Lemon Verbena Care: How To Grow Grow Aloysia Citriodora

The Lemon Verbena plant is a herbaceous perennial member of the Verbenaceae family.

The botanical name is Aloysia citriodora (kom-OH-sum sit-ree-oh-DOR-uh). Verbena’s hail from Argentina, Paraguay, and Chile, South America.

Close-up of Lemon Verbena Flowers, Lemon Beebrush, Aloysia Citrodora
Lemon Verbena Flowers up close, Aloysia Citrodora | Simoncountry-DepositPhotos

In tropical settings, these plants are evergreen. In cooler climates, they are usually grown as annuals or kept indoors during the winter. If overwintered, the plant will lose its leaves.

The plants’ genus name, Aloysia, is in honor of the 17th Century Spanish Princess, Luisa of Parma. The plant is sometimes commonly known as Herb Luisa. The specific epithet, citriodora, refers to the lemon scent of the plant.

It also goes by the common name Lemon Beebrush

Aloysia Citrodora – Lemon Verbena Care

Size & Growth

Lemon Verbena in its natural, tropical setting, grows to a height of between 10’ and 15’ feet high. Away from the tropics, expect a height of between 2’ and 4’ feet with an equal spread.

The long, lance-shaped green lemon verbena leaves are fragrant and lemony. The shiny green leaves are about 3” to 4” inches long. The leaves have a very strong taste and the scent of lemon, even without crushing or disturbance. 

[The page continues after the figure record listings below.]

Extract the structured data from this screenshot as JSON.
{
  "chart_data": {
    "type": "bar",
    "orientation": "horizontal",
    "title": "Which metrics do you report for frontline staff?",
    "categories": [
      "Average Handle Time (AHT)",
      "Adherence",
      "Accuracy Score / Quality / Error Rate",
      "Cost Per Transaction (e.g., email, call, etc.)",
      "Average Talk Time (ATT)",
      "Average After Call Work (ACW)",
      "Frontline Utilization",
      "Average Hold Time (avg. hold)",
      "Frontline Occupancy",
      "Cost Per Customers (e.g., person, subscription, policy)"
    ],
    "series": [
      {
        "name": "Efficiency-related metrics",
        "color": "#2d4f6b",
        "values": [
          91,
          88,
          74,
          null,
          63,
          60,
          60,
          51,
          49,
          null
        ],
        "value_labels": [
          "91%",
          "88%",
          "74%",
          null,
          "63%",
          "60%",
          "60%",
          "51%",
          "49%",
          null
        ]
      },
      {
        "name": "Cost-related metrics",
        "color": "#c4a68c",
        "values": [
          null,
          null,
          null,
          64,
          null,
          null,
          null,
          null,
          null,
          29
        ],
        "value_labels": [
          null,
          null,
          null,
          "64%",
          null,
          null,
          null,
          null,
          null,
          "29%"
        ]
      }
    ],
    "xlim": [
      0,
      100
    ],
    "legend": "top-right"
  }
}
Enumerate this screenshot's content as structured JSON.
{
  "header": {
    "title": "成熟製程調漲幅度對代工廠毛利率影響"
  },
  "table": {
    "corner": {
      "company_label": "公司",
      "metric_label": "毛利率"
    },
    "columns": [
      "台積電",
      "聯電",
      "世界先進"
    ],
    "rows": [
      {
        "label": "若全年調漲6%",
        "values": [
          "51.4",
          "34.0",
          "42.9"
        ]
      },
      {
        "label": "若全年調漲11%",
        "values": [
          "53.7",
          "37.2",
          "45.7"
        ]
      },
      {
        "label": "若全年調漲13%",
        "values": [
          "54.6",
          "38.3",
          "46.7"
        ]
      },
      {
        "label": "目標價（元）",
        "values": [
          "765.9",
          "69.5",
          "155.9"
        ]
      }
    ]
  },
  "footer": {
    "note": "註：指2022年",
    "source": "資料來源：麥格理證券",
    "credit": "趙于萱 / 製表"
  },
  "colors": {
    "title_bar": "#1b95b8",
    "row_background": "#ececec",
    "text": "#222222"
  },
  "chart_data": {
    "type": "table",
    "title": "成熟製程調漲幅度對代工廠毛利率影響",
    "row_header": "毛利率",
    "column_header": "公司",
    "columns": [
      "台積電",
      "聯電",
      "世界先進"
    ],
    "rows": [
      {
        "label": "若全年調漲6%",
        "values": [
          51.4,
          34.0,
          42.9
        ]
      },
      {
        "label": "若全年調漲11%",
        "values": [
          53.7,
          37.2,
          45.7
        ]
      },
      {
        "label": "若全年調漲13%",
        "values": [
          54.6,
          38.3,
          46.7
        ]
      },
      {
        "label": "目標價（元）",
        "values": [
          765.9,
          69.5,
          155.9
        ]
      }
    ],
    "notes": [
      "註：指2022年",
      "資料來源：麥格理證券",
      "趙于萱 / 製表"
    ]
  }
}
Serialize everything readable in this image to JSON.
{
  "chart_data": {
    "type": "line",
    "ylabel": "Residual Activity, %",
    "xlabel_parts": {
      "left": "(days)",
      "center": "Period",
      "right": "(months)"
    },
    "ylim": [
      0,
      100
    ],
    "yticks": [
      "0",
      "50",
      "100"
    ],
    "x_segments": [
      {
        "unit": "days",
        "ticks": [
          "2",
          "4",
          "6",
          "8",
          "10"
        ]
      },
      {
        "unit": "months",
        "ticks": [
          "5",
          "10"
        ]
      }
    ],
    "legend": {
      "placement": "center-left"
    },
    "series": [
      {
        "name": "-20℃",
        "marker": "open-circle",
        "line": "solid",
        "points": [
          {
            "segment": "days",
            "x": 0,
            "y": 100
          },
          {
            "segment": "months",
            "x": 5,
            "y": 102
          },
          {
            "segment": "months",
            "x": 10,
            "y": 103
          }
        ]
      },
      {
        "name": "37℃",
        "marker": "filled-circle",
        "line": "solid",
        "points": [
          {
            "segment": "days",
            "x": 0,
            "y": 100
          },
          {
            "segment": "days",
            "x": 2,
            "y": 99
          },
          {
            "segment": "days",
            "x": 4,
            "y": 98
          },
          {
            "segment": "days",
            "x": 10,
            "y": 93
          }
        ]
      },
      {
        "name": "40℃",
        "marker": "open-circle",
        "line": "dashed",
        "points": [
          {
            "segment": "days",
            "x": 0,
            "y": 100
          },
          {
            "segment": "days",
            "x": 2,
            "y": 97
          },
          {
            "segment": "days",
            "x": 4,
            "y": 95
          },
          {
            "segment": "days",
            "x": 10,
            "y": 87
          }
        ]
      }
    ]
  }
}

The leaves have many medicinal and culinary uses. Their verbena lemon scent and flavor is strongest during the plants’ bloom time.

Flowering & Fragrance

The Verbena plant produces showy, fragrant white (sometimes pale lilac) flowers. Bloom time is from mid-summer through early autumn. If kept in a container, Lemon Verbena may not produce flowers. 

The lemon-scented flowers have many culinary and medicinal uses. They are also used to make fragrances, personal care products, potpourri, and the like.

Light & Temperature

Lemon Verbena likes full sun and very warm temperatures. This plant is winter hardy in USDA hardiness zones 8 through 10.

Temperatures below 40° degrees Fahrenheit can trigger leaf drop.

It can do well as a container plant overwintered in a bright, cool indoor location in a well drained potting mix.

Watering & Feeding

Lemon Verbena has medium water requirements. Reduce watering during the winter months.

Soil & Transplanting

The plant does best in a well-draining, fertile, moist, light potting soil. It likes pH levels ranging from 5.5 through 7.5.

Grooming & Maintenance

Regular, light pruning will promote a denser, more shrubby form, and better branching.

Propagation Of Aloysia – Lemon Verbena

Lemon verbena plants propagate easily from seeds or through or stem cuttings.

Lemon Verbena Pests or Diseases

When kept outdoors, the strongly scented plant has few enemies. If kept indoors, it may be subject to the same sorts of pests that plague many houseplants, such as:

  • Aphids
  • Whiteflies
  • Mealybugs
  • Spider Mites

Is The Lemon Verbena Considered Toxic or Poisonous?

This edible, medicinal plant is not toxic. But, treat verbena with respect and care. Don’t consider it entirely non-toxic as it does have genuine medicinal uses and values. Keep it out of the reach of kids and pets and exercise discretion when using it in cooking.

Is The Lemon Verbena Considered Invasive?

The lemon verbena is native to South America where it grows vigorously. It is just as happy to grow vigorously in any other tropical warm setting. 

When Lemon Verbena escapes from cultivation it spreads and grows both from seeds and vegetatively. For this reason, South Africa and Cuba list it as being invasive. 

It has naturalized in a wide variety of tropical regions worldwide. The Global Compendium of Weeds list it as being invasive. [source]

Suggested Aloysia Citrodora – Lemon Verbena Uses 

Lemon Verbena makes a pretty potted plant. It’s a good addition to a fragrance garden or an herb garden and adds pleasant fragrance near gates, doorways, and walkways. 

Keep it near your kitchen garden to harvest the lemon verbena leaves for use in cooking, folk medicine (lemon verbena tea), and making potpourris.